Now, I'm not saying that
this chart is 100% accurate, as I truly believe that there is no chart out there that is 100% accurate..... but I do believe that it is more correct than the one shared by "Rorschach" based on what I know to be true information regarding the phoenix worms in various studies done on them as nutritional feeders.
There needs to be a new study done on the comparisons and a new, updated, completely accurate chart needs to be made somehow. If you do that same
Google search and start going through the sites that pop up at the top of the list, you can find a lot more charts that won't even show up when you click IMAGES after your search. This is what I mean about so many conflicting charts. And most charts don't list all the insects available to us reptile keepers, just some.
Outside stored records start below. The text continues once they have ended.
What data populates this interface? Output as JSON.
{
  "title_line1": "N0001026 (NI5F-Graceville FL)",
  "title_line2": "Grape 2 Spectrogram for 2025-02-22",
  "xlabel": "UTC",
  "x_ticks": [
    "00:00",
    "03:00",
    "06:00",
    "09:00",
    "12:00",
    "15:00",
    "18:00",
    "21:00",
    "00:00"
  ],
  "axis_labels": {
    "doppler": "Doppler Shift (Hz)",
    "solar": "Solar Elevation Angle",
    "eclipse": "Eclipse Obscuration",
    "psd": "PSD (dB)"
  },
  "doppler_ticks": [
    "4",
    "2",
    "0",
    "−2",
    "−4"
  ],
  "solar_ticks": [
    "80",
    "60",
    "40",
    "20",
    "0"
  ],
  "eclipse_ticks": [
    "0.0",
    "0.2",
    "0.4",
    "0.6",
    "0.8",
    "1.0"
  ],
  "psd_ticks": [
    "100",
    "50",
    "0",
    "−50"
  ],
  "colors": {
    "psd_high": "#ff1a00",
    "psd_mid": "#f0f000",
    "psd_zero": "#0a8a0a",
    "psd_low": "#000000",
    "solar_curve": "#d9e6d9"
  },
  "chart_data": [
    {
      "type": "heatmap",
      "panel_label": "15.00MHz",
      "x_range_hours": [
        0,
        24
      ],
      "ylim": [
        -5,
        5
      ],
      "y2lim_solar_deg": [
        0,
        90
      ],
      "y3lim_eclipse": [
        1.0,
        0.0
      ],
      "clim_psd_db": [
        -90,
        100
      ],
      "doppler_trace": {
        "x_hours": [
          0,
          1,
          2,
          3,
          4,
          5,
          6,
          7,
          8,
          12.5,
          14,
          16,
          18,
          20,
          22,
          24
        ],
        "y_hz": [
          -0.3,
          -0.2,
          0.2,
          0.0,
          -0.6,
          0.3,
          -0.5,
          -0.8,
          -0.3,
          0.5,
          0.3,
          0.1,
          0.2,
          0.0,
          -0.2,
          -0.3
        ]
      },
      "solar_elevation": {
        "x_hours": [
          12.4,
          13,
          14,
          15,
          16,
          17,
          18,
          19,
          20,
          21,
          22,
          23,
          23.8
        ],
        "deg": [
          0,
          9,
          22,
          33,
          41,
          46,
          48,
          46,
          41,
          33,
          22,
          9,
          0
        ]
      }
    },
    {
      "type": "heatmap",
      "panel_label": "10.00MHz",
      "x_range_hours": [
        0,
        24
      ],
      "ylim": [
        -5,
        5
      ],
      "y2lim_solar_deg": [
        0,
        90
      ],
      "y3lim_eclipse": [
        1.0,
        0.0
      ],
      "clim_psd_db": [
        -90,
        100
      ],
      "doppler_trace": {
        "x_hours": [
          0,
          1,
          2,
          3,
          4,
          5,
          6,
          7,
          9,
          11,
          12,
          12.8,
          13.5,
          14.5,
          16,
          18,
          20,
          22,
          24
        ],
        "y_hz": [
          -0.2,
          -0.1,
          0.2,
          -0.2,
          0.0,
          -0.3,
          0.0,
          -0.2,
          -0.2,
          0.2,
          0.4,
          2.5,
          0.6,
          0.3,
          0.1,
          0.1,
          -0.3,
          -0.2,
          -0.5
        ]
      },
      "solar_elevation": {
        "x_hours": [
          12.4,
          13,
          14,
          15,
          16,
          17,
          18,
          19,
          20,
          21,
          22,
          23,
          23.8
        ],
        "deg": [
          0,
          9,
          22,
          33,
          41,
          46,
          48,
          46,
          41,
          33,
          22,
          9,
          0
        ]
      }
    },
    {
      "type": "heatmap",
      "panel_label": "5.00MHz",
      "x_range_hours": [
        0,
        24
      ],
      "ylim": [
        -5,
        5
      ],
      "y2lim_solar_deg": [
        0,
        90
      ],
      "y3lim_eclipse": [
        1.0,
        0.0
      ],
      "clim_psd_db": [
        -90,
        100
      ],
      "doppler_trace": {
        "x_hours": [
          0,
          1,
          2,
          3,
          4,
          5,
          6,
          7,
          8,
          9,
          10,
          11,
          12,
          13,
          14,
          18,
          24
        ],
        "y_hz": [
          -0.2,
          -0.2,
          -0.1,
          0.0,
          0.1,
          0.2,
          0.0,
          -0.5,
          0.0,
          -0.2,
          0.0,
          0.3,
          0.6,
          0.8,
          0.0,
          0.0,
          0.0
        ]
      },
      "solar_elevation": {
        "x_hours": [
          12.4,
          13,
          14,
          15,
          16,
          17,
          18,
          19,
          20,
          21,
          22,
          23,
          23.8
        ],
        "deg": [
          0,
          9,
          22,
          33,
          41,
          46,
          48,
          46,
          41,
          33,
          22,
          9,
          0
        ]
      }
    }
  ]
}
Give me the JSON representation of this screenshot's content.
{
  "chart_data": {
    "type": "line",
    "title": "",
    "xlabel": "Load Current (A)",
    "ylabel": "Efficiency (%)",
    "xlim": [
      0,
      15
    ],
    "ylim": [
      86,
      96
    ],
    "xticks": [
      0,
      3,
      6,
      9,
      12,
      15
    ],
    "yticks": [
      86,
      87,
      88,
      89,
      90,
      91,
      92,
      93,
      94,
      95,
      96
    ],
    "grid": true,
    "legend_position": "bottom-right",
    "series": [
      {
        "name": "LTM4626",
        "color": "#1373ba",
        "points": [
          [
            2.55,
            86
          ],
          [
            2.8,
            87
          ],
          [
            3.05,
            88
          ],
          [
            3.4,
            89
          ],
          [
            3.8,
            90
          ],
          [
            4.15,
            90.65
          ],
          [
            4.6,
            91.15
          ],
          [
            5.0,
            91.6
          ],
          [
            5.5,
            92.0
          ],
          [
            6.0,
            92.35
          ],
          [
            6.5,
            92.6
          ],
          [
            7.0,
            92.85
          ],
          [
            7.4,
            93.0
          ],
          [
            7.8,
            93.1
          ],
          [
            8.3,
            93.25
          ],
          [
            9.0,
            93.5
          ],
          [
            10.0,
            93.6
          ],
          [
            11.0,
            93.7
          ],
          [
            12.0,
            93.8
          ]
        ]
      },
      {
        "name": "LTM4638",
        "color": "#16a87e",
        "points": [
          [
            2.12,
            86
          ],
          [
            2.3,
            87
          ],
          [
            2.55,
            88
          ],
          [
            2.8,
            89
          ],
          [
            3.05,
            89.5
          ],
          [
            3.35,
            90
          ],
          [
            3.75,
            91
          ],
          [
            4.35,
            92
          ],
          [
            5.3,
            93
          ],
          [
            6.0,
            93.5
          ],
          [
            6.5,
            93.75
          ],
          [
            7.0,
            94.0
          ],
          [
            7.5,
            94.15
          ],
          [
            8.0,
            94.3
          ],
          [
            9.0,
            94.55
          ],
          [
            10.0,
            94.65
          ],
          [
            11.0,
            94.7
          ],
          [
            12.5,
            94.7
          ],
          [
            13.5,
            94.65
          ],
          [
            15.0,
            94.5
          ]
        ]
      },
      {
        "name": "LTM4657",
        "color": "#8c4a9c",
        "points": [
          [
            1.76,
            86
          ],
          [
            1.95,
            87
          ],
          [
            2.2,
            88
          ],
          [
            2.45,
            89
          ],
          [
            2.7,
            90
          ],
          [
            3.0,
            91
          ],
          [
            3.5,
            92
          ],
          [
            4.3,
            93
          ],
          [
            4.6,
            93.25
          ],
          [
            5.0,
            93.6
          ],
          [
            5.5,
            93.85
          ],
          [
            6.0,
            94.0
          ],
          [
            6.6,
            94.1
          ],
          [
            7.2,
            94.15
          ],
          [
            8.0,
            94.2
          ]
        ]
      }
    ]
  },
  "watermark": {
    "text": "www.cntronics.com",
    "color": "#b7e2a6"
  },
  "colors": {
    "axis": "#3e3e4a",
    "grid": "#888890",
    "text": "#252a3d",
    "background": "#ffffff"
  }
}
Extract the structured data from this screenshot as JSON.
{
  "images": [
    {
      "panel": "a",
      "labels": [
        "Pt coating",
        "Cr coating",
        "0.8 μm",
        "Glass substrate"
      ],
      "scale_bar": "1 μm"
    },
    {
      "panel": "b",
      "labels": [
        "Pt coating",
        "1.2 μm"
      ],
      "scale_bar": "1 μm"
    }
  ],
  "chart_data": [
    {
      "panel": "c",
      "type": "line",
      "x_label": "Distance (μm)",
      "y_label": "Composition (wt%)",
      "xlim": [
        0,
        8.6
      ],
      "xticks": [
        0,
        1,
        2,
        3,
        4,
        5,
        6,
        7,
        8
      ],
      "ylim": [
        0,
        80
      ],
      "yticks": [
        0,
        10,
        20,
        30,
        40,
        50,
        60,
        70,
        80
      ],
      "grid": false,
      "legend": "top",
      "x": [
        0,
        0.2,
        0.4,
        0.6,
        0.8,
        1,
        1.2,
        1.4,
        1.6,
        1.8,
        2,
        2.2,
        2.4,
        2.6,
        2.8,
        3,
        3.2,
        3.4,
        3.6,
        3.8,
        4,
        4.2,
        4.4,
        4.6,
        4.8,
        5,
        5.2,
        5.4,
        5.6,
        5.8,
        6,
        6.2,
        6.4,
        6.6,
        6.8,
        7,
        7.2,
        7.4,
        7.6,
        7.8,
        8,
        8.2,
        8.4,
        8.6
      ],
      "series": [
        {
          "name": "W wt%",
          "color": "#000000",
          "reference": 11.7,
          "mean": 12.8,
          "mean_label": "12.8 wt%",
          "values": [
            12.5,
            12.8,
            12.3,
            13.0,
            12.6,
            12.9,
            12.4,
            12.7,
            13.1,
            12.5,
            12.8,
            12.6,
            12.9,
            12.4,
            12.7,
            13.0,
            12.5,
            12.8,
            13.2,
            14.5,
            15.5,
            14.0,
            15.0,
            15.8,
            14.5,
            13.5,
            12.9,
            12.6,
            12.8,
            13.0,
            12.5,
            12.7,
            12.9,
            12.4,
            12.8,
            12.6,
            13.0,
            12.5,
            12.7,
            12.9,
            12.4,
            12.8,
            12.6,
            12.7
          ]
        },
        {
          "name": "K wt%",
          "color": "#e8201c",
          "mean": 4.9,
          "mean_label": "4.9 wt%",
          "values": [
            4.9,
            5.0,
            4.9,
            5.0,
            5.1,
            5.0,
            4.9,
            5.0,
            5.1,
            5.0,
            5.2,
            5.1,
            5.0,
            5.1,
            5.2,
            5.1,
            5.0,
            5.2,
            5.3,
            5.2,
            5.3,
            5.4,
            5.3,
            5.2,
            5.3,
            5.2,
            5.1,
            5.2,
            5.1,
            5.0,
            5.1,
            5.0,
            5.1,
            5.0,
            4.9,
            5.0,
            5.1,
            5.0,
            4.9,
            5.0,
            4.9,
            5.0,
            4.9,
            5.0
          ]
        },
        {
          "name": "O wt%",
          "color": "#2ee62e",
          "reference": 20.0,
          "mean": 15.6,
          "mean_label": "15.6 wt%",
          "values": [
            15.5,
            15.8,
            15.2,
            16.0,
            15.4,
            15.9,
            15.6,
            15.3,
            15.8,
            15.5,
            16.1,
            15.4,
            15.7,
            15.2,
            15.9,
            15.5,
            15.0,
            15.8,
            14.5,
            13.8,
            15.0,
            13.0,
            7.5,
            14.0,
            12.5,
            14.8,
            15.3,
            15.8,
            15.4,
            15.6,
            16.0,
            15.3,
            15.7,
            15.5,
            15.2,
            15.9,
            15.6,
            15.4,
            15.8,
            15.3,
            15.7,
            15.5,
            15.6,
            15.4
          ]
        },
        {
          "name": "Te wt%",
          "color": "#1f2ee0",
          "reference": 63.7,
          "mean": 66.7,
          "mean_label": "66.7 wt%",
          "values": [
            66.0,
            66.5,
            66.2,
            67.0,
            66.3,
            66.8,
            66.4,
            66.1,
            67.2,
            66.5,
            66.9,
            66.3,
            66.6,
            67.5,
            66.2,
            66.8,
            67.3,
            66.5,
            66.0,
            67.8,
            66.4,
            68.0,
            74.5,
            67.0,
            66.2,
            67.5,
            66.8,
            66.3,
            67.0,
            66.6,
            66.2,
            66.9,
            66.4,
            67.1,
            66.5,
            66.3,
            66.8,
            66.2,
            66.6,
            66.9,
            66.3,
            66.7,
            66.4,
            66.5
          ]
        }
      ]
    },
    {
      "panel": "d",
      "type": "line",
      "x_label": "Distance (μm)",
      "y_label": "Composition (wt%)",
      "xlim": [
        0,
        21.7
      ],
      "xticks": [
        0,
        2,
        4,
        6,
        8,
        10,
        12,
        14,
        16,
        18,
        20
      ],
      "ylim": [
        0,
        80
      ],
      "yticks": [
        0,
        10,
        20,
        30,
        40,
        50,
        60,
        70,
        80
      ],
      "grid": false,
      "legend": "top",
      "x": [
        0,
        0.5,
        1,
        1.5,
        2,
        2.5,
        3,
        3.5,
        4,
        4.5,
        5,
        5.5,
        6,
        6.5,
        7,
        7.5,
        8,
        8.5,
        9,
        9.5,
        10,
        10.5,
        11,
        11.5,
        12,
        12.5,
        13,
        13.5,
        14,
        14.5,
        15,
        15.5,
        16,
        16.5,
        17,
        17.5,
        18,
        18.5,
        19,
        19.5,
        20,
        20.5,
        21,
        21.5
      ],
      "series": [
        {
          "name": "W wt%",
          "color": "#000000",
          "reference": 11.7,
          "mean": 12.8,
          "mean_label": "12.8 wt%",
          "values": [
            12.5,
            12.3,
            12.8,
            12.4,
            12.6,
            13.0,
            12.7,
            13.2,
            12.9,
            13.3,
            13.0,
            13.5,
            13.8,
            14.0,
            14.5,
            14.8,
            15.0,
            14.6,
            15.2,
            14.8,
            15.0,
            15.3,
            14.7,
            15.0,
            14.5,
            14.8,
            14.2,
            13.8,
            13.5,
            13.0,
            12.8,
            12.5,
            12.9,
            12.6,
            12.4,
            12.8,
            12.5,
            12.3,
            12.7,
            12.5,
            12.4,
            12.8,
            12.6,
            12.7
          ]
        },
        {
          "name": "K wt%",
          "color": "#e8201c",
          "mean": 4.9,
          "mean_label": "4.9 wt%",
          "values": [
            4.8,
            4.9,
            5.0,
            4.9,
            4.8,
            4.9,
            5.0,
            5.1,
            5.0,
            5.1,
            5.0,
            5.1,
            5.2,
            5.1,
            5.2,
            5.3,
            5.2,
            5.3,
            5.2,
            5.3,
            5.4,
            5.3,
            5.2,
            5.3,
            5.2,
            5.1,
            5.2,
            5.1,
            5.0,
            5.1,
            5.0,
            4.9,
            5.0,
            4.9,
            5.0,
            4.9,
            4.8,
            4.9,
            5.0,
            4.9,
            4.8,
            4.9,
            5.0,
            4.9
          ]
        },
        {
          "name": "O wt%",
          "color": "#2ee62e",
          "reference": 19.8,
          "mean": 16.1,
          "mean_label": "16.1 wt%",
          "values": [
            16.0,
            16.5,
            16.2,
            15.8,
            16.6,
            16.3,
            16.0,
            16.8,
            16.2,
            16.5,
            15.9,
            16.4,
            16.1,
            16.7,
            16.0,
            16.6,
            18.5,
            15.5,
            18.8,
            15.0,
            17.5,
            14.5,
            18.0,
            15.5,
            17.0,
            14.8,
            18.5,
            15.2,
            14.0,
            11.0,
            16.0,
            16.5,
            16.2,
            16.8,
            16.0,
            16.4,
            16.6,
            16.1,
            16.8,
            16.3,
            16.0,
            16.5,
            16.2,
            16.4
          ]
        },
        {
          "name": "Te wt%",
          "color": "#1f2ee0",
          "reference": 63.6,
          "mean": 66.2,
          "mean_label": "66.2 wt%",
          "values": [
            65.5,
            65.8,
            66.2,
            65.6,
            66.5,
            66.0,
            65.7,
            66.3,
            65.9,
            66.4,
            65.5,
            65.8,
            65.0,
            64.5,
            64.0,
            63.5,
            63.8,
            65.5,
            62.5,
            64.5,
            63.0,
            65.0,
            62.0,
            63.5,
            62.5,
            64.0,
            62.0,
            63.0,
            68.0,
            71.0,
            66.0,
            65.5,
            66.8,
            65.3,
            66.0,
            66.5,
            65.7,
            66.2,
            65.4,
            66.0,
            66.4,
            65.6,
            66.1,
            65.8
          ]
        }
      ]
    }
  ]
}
I'm not 100% sure which chart from which site is the most accurate..... When I was doing my own research quite a while ago, I compared all of the charts I found and made a best guess based on the info I found to be most consistent within all the charts I viewed.
I wish this was a part of the RESOURCES section of this site so that way we can all have quick access to valuable, true information. I'ma cross my fingers and hope a new study is done one day and that info is added to the site here.